Insieme a loro, nell'ordinanza di custodia cautelare firmata dal giudice Fabrizio Filice, ci sono finiti i nomi di altri cinque uomini, tutti ai domiciliari. Tra loro c'è Stefano M., "il gonfio": un culturista di 50 anni che doveva aprire una palestra insieme al capo della banda e che, per conto della banda, si occupava della parte logistica dei colpi.  

Salvatore P., un 46enne con un naso particolarmente pronunciato - per tutti gli altri infatti era "nasone" - aveva invece il compito di fare da palo e di avvisare gli operativi in caso di arrivo delle "corne", il modo in cui i criminali avevano ribattezzato le forze dell'ordine. Mirko C. e Stefano B. - 35 e 61 anni - erano invece stati scelti come prestanome per intestare le auto da utilizzare per i blitz, mentre Nicola M. avrebbe preso ad almeno tre dei colpi contestati. 

Come agiva la banda

I fari degli investigatori sulla banda si sono accesi a fine 2018, quando i militari hanno notato un aumento esponenziale degli assalti ai bancomat tra le province di Milano, Monza, Bergamo e Brescia. La prima svolta è arrivata a inizio 2019, quando il proprietario di un box in zona Rubattino a Milano ha allertato il 112. L'uomo ha raccontato di aver aperto il garage per cambiare la serratura - perché chi l'aveva preso in affitto non pagava più da qualche mese - e di aver trovato all'interno una Audi ma soprattutto passamontagna, esplosivi e un bigliettino con gli indirizzi di 35 banche, molte delle quali già colpite nei mesi precedenti. 

Quel box, hanno poi accertato gli investigatori, era proprio una delle basi della banda, tanto è vero che qualche giorno dopo - ad appostamenti e intercettazioni già avviate -, i carabinieri hanno immortalato in zona il 28enne "cinno", con ogni probabilità arrivato da Bologna proprio per cercare di risolvere la situazione. 

Purtroppo per la banda, però, la prima tessera del puzzle era ormai in mano ai carabinieri, che giorno dopo giorno - telefonata dopo telefonata - sono riusciti a ricostruire il quadro completo, arrivando anche ad arrestare alcuni di loro in flagranza subito dopo uno degli assalti.

E a nulla è valso il tentativo dei criminali, da veri professionisti, di restare dei fantasmi utilizzando telefoni citofoni - che comunicano solo tra due sim -, auto intestate a prestanomi e neanche quella pausa di un mese scattata dopo la scoperta di una microspia all'interno della Kia Rio. 

I taxi e le frecce

Con pazienza e calma, i militari del nucleo investigativo sono riusciti a incastrare la banda alle proprie responsabilità, ricostruendo nei dettagli anche il modus operandi dei banditi.

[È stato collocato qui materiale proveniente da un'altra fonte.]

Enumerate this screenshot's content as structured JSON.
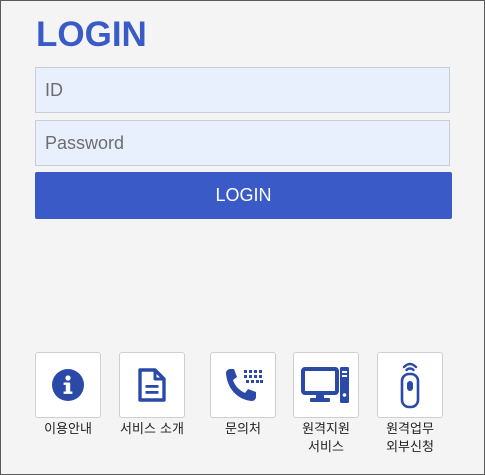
{
  "login": {
    "title": "LOGIN",
    "id_placeholder": "ID",
    "password_placeholder": "Password",
    "button_label": "LOGIN"
  },
  "services": [
    {
      "icon": "info-icon",
      "label": "이용안내"
    },
    {
      "icon": "document-icon",
      "label": "서비스 소개"
    },
    {
      "icon": "phone-keypad-icon",
      "label": "문의처"
    },
    {
      "icon": "computer-icon",
      "label": "원격지원\n서비스"
    },
    {
      "icon": "remote-control-icon",
      "label": "원격업무\n외부신청"
    }
  ],
  "colors": {
    "accent": "#3a5bc7",
    "icon": "#2b4aa8",
    "field_bg": "#e8f0fe",
    "panel_bg": "#f4f4f4"
  }
}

Un copione all'apparenza semplice, ma evidentemente di successo. 

L'operazione partiva sempre da Bologna: da lì gli uomini scelti per il colpo - quattro, sei o sette a seconda del bottino previsto, poi da spartire - si muovevano a bordo di auto pulite, che in gergo chiamavano "taxi". Arrivati nella città designata per il blitz, entravano in scena le "frecce": due macchine - una era sempre un'Audi, l'altra o una Golf o una seconda Audi - che portavano fuori dalla banca il gruppo. 

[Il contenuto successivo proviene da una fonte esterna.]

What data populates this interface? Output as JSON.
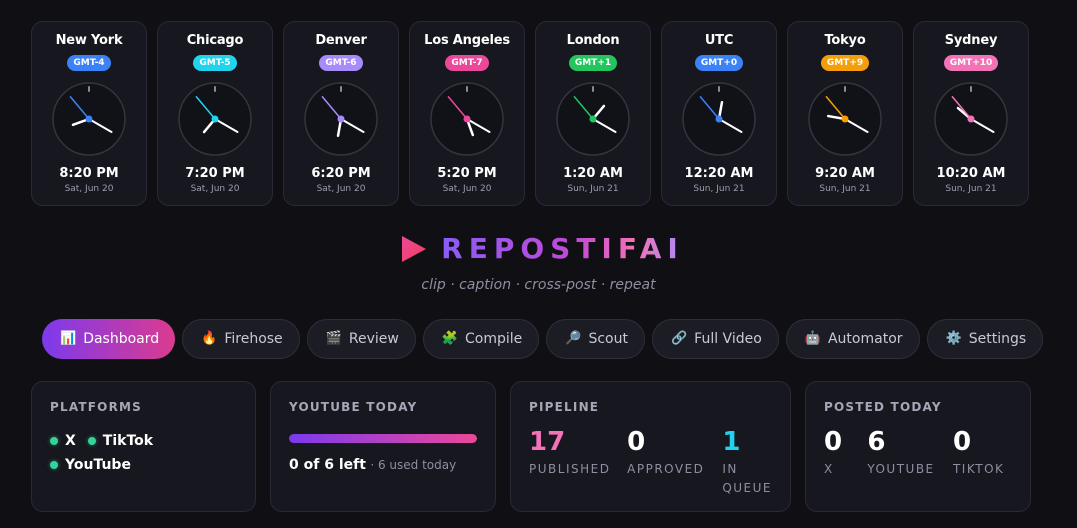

A quel punto i due autisti restavano al volante, col motore acceso, mentre gli altri davano il via alle danze. Il "cinno" era quello col ruolo più delicato: a lui spettava infilare un piede di porco a forma di T nell'Atm del bancomat per aprirsi un varco e inserire la marmotta, una vera e propria bomba artigianale che lui stesso aveva preparato in precedenza in uno dei box presi in affitto. Quindi il nano innescava l'esplosione e in 120 secondi al massimo i soldi venivano fatti sparire e le frecce ripartivano verso l'Emilia fino ad arrivare a una cascina in provincia di Bologna, che era la "casa" della banda.  

Così, in due anni di "lavoro", la banda ha messo insieme colpi per 3 milioni e mezzo di euro. E parte di questi soldi arrivano anche da Monza e Brianza dove il gruppo aveva colpito a Limbiate, Vimercate, Arcore, Biassono e Brugherio. E proprio da quest'ultimo comune brianzolo la banda si era portata via poco meno di 50mila euro nel dicembre 2018. E i banditi avrebbero continuato a fare soldi, tanti, se non fossero arrivati i carabinieri, perché come diceva proprio il "cinno" dopo uno dei colpi: "Stiamo bene insieme, noi".